De l’éducation et de l’exercice des jeunes enfants

Sache que la méthode à employer dans l’éducation des enfants est incontestablement un des sujets les plus important qui soit. Les enfants sont un dépôt de confiance placé dans les mains de leurs parents. Leur cœur pur est une pierre précieuse, intacte et dénuée de tout conditionnement et de toute conception ; Il est disposé à s’empreindre de tout précepte, et il incline pour tout ce vers quoi on l’oriente. Si on l’habitue au bien et le lui enseigne, il s’y conforme en grandissant, et trouvera la félicité dans ce monde et dans l’autre. Ses parents, enseignants et précepteurs bénéficient avec lui de sa récompense. Mais si on l’habitue au mal et le néglige comme une bête, il se voue au malheur, et trouvera sa perte. La responsabilité revient à celui qui avait la charge de l’enfant. Dieu dit ainsi : « O vous qui croyez, préservez-vous du feu, vous et votre famille » (Coran 66 : 6)

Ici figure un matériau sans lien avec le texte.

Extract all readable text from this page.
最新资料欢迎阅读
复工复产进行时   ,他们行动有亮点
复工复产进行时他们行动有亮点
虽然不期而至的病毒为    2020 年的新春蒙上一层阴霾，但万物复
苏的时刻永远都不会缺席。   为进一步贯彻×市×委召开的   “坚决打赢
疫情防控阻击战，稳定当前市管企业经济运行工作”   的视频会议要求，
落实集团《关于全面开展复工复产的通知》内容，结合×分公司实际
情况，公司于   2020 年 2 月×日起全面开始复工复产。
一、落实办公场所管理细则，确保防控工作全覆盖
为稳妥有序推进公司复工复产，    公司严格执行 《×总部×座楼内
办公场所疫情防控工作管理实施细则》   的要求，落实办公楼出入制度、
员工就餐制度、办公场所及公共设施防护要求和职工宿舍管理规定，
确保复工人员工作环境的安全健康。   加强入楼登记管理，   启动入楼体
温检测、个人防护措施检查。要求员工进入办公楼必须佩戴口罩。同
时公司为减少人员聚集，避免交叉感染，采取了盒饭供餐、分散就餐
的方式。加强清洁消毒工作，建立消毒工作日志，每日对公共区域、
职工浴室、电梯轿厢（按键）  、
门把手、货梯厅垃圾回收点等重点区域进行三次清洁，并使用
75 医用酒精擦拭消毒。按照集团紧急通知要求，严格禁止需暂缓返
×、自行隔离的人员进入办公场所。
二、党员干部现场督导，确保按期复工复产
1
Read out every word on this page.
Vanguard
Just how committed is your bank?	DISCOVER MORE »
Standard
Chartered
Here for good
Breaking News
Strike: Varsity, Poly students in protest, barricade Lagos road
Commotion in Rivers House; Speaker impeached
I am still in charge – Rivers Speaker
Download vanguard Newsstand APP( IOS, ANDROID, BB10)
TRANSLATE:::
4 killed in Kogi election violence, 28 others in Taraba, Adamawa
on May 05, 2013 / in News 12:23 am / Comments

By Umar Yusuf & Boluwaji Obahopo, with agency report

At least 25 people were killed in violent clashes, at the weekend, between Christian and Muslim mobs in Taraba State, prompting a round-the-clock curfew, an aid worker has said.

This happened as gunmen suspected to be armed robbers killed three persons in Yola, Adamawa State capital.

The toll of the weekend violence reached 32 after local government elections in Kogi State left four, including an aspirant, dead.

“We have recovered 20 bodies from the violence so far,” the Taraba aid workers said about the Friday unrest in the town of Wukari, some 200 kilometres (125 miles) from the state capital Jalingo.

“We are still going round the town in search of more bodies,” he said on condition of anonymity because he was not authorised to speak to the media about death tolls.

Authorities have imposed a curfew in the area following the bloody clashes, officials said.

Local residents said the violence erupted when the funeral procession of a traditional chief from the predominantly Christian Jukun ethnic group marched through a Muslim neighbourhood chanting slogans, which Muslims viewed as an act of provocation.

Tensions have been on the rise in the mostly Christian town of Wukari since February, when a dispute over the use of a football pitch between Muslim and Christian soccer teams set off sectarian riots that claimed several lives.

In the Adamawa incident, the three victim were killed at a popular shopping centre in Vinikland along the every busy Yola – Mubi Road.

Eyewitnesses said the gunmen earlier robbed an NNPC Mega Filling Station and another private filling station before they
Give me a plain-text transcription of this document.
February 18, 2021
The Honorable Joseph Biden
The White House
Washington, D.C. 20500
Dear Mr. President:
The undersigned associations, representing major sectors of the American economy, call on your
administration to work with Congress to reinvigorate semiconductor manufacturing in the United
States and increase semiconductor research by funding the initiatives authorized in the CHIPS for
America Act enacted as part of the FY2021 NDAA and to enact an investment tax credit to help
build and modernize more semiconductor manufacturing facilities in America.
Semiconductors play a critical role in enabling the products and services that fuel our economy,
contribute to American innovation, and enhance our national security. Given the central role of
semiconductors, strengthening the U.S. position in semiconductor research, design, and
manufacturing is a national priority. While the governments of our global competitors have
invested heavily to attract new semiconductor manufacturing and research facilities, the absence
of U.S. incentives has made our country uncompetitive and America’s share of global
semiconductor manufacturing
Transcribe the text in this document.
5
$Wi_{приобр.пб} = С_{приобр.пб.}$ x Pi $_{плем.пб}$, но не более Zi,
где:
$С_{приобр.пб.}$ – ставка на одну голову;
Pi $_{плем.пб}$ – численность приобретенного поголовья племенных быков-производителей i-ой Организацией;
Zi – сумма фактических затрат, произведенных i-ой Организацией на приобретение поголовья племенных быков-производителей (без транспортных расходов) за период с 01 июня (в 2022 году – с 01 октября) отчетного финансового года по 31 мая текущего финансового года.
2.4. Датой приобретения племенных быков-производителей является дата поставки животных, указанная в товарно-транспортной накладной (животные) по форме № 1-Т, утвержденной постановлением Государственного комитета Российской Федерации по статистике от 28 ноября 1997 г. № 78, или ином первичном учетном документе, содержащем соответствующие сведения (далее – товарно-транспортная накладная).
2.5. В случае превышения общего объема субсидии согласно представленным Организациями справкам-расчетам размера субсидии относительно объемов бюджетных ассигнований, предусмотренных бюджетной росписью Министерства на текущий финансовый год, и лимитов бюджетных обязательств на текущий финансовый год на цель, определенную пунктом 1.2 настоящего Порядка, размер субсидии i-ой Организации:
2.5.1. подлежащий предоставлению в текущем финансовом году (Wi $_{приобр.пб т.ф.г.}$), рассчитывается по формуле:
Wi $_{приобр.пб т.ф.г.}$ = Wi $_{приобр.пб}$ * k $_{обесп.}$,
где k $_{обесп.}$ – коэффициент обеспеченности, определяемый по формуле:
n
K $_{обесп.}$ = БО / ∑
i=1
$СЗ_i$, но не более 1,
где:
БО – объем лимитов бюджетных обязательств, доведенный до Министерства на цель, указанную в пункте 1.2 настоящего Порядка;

C’est la raison pour laquelle, aussi convenablement qu’un père puise préserver son enfant du feu de ce bas-monde, la priorité n’en demeure pas moins de le préserver du feu de l’au-delà. Il le préservera de ce feu infernal en l’élevant, en l’éduquant, en lui enseignant les vertus, et en le mettant à l’abri des mauvaises fréquentations. Cette éducation salutaire consiste également à ne pas habituer l’enfant à la concupiscence, et à ne pas susciter en lui la convoitise des parures de ce monde et du luxe, sans quoi, en grandissant, il gâcherait son existence à briguer ces choses qui causeront à tout jamais sa perte. Tout parent doit au contraire surveiller son enfant dès le plus jeune âge. Il ne doit employer comme nourrices que des femmes attachées a la religion, qui se nourrissent de façon licite. Car le lait issu d’aliment illicites est dénué de bénédiction, et si la croissance de l’enfant se fait à partir de ce lait impur, celui-ci contamine la nature de l’enfant qui aura tendance à se conformer aux choses impures.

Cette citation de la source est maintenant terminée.